Con este escenario, y sin una perspectiva clara de recuperación de precios a corto plazo, Repsol ha cancelado proyectos que esperaba acometer en Colombia y Norteamérica este año. A requerimiento de la CNMV, que le solicitaba información adicional el pasado junio sobre las cuentas de 2015 y sobre la posible cancelación o retraso de proyectos este año por la caída del crudo, Repsol ha respondido: "Los bajos precios del primer trimestre de 2016, por debajo de los 40 dólares el barril de Brent, hicieron que se replanteasen en el corto plazo algunas inversiones con el fin de mejorar el flujo de caja del negocio a corto plazo".

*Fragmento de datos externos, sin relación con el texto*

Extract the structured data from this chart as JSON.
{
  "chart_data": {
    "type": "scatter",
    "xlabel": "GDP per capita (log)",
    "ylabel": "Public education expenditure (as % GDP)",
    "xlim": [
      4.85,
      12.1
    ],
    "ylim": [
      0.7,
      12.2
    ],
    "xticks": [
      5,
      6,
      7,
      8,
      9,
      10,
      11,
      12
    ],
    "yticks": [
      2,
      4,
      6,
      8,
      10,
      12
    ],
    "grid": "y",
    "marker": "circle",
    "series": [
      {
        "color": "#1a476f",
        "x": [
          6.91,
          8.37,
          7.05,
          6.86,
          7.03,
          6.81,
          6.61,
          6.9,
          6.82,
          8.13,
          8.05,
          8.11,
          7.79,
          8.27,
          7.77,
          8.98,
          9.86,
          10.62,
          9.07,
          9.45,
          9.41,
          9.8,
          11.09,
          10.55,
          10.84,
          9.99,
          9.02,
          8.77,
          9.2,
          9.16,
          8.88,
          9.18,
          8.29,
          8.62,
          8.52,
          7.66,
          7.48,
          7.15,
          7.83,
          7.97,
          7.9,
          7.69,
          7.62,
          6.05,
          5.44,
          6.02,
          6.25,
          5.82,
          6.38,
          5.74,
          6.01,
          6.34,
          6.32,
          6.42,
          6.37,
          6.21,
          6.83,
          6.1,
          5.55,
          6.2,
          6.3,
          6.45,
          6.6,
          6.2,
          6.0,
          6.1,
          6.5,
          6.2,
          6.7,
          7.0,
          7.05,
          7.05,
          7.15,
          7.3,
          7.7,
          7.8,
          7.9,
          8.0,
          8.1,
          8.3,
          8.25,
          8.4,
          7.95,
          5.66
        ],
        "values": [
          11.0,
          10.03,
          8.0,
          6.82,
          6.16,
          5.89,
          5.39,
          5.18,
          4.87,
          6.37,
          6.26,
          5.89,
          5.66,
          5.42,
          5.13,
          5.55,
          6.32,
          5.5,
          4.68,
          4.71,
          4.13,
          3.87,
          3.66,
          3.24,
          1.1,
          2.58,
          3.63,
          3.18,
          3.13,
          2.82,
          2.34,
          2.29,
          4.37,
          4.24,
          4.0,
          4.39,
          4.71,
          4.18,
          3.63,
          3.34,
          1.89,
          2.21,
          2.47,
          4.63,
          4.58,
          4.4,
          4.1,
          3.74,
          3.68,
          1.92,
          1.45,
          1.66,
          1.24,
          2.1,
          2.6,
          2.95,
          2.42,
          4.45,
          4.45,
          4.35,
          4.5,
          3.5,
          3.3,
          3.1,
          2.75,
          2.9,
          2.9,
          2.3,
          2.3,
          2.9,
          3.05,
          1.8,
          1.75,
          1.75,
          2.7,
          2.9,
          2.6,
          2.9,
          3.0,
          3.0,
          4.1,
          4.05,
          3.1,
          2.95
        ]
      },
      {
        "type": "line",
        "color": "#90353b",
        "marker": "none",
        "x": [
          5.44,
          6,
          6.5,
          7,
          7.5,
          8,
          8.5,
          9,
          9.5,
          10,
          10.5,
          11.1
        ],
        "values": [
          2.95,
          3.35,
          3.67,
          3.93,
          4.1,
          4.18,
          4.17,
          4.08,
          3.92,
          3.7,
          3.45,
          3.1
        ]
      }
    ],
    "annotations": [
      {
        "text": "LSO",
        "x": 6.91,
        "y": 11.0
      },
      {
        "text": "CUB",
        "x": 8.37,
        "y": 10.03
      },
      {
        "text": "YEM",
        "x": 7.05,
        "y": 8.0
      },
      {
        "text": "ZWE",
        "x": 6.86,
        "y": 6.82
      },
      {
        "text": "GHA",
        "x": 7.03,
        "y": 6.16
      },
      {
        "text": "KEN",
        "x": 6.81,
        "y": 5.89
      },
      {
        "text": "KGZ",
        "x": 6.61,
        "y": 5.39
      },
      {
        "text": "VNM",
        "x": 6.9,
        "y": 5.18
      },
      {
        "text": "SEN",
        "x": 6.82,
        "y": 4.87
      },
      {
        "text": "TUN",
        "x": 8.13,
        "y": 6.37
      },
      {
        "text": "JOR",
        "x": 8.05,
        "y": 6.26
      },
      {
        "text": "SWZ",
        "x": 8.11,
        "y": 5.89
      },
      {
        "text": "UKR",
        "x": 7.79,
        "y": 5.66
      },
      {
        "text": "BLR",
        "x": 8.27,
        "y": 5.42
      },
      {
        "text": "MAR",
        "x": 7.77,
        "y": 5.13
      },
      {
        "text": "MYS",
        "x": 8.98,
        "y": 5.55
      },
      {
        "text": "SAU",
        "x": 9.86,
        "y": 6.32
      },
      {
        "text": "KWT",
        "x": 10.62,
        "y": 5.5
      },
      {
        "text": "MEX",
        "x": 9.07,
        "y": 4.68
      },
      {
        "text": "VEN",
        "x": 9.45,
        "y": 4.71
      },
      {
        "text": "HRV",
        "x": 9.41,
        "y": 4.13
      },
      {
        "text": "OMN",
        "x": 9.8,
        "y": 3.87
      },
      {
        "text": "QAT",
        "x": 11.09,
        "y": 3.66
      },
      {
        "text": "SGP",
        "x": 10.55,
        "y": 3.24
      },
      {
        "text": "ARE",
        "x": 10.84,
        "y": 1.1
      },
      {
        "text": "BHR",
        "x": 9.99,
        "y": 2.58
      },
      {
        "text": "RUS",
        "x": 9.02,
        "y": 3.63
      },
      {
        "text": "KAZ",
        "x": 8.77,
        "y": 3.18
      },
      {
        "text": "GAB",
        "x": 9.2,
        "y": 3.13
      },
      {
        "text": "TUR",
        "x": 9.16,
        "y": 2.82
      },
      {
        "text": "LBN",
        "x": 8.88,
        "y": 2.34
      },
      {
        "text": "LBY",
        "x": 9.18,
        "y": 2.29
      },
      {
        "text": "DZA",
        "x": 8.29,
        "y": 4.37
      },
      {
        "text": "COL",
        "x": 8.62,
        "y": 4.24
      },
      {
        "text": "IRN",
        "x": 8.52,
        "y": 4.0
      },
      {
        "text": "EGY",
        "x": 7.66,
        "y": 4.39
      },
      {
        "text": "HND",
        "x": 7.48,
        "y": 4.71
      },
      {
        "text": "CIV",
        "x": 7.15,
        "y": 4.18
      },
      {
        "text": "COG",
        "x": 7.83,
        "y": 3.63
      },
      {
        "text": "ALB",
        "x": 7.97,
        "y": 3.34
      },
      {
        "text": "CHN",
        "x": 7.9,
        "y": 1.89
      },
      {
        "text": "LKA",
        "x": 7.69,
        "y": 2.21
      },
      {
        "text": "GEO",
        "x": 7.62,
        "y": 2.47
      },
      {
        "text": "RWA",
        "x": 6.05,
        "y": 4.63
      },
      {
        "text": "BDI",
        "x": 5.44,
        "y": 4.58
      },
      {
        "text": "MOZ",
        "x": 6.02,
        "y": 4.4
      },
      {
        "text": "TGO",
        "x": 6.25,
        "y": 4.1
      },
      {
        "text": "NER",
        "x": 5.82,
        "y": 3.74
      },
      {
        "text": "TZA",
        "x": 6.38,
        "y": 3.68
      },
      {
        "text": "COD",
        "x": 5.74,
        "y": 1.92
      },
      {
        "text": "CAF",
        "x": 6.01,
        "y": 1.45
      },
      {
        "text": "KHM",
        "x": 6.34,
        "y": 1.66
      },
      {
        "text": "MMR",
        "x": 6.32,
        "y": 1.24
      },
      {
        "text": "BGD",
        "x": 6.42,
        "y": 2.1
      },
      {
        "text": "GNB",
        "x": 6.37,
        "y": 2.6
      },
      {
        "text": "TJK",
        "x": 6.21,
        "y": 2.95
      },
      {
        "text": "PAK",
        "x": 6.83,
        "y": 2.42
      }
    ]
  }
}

Concretamente, el grupo admitió que la inversión del proyecto Akacias (Colombia), que estaba prevista para el primer semestre de 2016 -cuya cifra no se especifica- "se ha retrasado hasta 2017".

Sin deterioro

Akacias se encuentra en un bloque en Colombia en el que Repsol posee el 45% y la colombiana Ecopetrol, el 55% restante. Además de los bajos precios, Repsol explicó que la decisión se debe a algunos retrasos para definir con Ecopetrol el plan de desarrollo de la explotación. No obstante, Repsol asegura que "el activo mantiene su valor y no se estima en este momento un deterioro del mismo" que pudiese afectar a sus cuentas.

Asimismo, la empresa indica que, debido a los bajos precios, "se retrasaron algunas actividades en los activos no convencionales de Norteamérica". Aunque Repsol tampoco cuantifica la inversión en estas explotaciones de fracking (una técnica cara que exige un determinado umbral de precios para que el activo sea rentable), afirma que "la inversión se ha reducido en torno al 28%", pero añade que tampoco prevé, de momento, un deterioro de los activos.

Repsol ganó un 39.3% en el primer semestre, hasta 639 millones de euros, a causa, en parte, de una provisión de 346 millones para reestructurar su plantilla en el periodo 2016-2018. No obstante, la compañía logró un beneficio neto ajustado en el área de usptream (exploración y producción) de 63 millones, frente a las pérdidas de 238 millones del año anterior.

Su gran preocupación, tras la compra de Talisman, es rebajar su elevada deuda, que cerró junio en 11,709 millones, un 2% menos que en diciembre. La petrolera ha vendido algunos activos en los últimos meses y está revisando su cartera de proyectos para sanear el balance, estrategia en la que se enmarca el retraso de los proyectos de Colombia y Norteamérica. El grupo estudia lanzar una emisión de bonos híbridos por 1,500 millones en el último trimestre del año.